Ilmanen describes “four drivers of return” that we should consider before making an investment decision (don’t worry, we’re going to translate these – stick with me). They include:
1. Historical average returns
2. Risk-based and behavioral theories
3. Forward-looking market indicators; and
4. Discretionary views
In plain English, there are at least four drivers of results that we should consider before we make a decision:
1. What objectively happened in the past with similar decisions? Tip: objective information only, no opinions. Just the facts.
2. Why do we think it happened? Is there anything that would have been predictive or helpful in real time? Tip: less crystal ball, more best practices.
3. What do we think will happen next based on those previously predictive tools? Tip: our best practices going forward should be…
4. Are there any manual adjustments we’d like to make before we move forward? Why? Tip: you better have a good reason to go against your evidence.
Think of new client onboarding: What period should we look back on new clients coming on? How should we understand who stayed, left, and why?
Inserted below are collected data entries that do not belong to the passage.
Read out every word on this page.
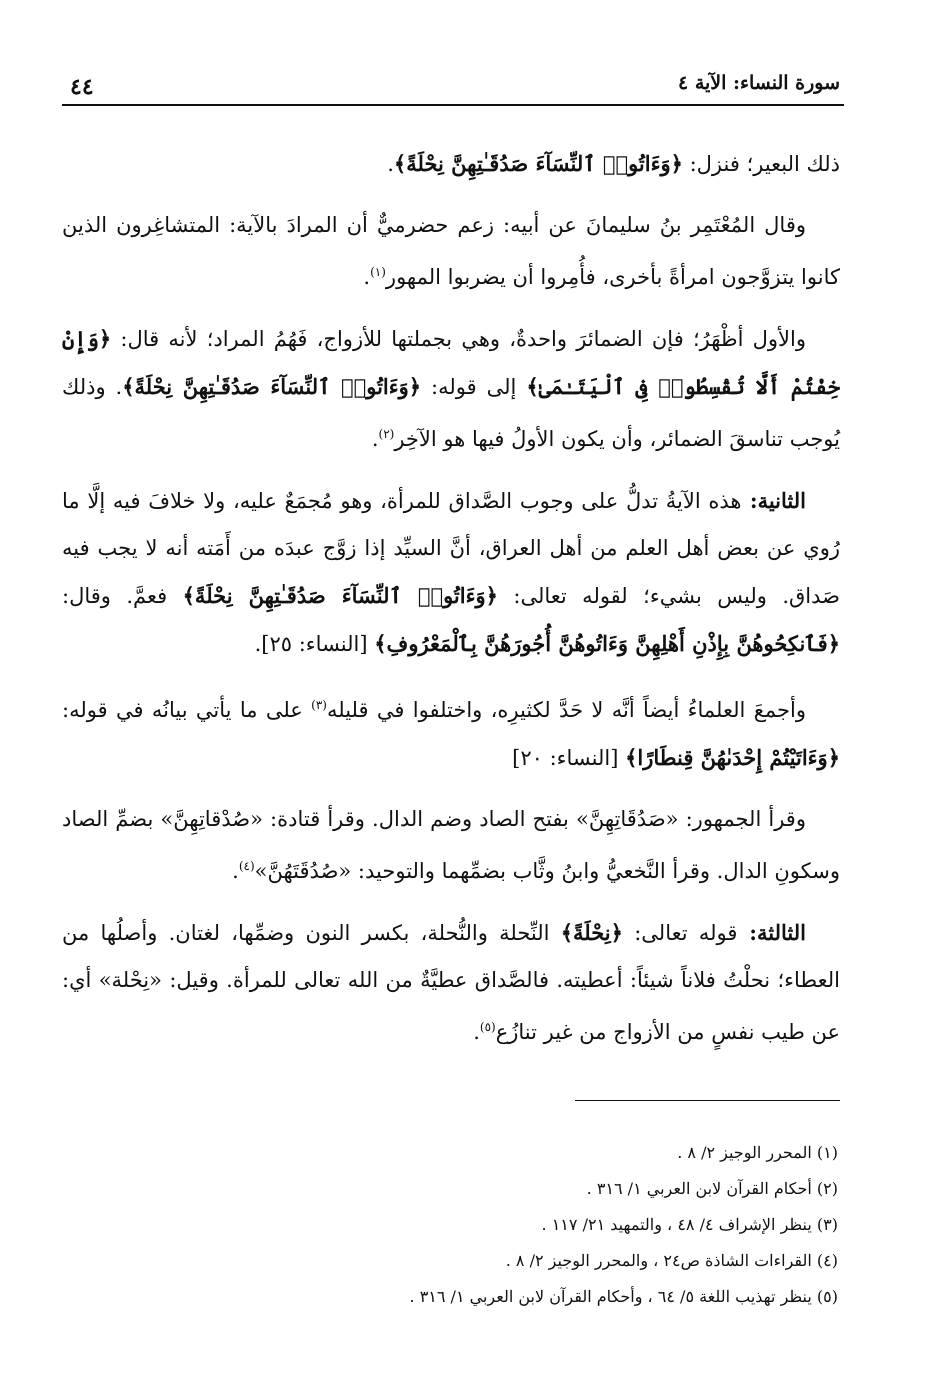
سورة النساء: الآية ٤
٤٤

ذلك البعير؛ فنزل: ﴿وَءَاتُوا۟ ٱلنِّسَآءَ صَدُقَـٰتِهِنَّ نِحْلَةً﴾.

وقال المُعْتَمِر بنُ سليمانَ عن أبيه: زعم حضرميٌّ أن المرادَ بالآية: المتشاغِرون الذين كانوا يتزوَّجون امرأةً بأخرى، فأُمِروا أن يضربوا المهور$^{(١)}$.

والأول أظْهَرُ؛ فإن الضمائرَ واحدةٌ، وهي بجملتها للأزواج، فَهُمُ المراد؛ لأنه قال: ﴿وَإِنْ خِفْتُمْ أَلَّا تُقْسِطُوا۟ فِى ٱلْيَتَـٰمَىٰ﴾ إلى قوله: ﴿وَءَاتُوا۟ ٱلنِّسَآءَ صَدُقَـٰتِهِنَّ نِحْلَةً﴾. وذلك يُوجب تناسقَ الضمائر، وأن يكون الأولُ فيها هو الآخِر$^{(٢)}$.

الثانية: هذه الآيةُ تدلُّ على وجوب الصَّداق للمرأة، وهو مُجمَعٌ عليه، ولا خلافَ فيه إلَّا ما رُوي عن بعض أهل العلم من أهل العراق، أنَّ السيِّد إذا زوَّج عبدَه من أَمَته أنه لا يجب فيه صَداق. وليس بشيء؛ لقوله تعالى: ﴿وَءَاتُوا۟ ٱلنِّسَآءَ صَدُقَـٰتِهِنَّ نِحْلَةً﴾ فعمَّ. وقال: ﴿فَٱنكِحُوهُنَّ بِإِذْنِ أَهْلِهِنَّ وَءَاتُوهُنَّ أُجُورَهُنَّ بِٱلْمَعْرُوفِ﴾ [النساء: ٢٥].

وأجمعَ العلماءُ أيضاً أنَّه لا حَدَّ لكثيرِه، واختلفوا في قليله$^{(٣)}$ على ما يأتي بيانُه في قوله: ﴿وَءَاتَيْتُمْ إِحْدَىٰهُنَّ قِنطَارًا﴾ [النساء: ٢٠]

وقرأ الجمهور: «صَدُقَاتِهِنَّ» بفتح الصاد وضم الدال. وقرأ قتادة: «صُدْقاتِهِنَّ» بضمِّ الصاد وسكونِ الدال. وقرأ النَّخعيُّ وابنُ وثَّاب بضمِّهما والتوحيد: «صُدُقَتَهُنَّ»$^{(٤)}$.

الثالثة: قوله تعالى: ﴿نِحْلَةً﴾ النِّحلة والنُّحلة، بكسر النون وضمِّها، لغتان. وأصلُها من العطاء؛ نحلْتُ فلاناً شيئاً: أعطيته. فالصَّداق عطيَّةٌ من الله تعالى للمرأة. وقيل: «نِحْلة» أي: عن طيب نفسٍ من الأزواج من غير تنازُع$^{(٥)}$.

(١) المحرر الوجيز ٢/ ٨ .
(٢) أحكام القرآن لابن العربي ١/ ٣١٦ .
(٣) ينظر الإشراف ٤/ ٤٨ ، والتمهيد ٢١/ ١١٧ .
(٤) القراءات الشاذة ص٢٤ ، والمحرر الوجيز ٢/ ٨ .
(٥) ينظر تهذيب اللغة ٥/ ٦٤ ، وأحكام القرآن لابن العربي ١/ ٣١٦ .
Could we alter anything to reduce attrition or improve referrals?
Think of employee hiring decisions: how have new hires over some period of time worked out? How should we understand turnover or what worked and didn’t work amongst those new employees? How could we improve the odds of a positive experience for our next new hire?
There is real value in having a methodology like this on hand. Moving too fast and “shooting from the hip” introduces all sorts of bias into our decision making. When we act strictly on intuition we reduce our chances of replicating anything that worked. Having a method doesn’t mean we’ll have a permanently fixed process, just that we’ll update our evidence every time we need to make an important decision. Whether we’re investing in assets, ourselves or others, we have to ask the questions.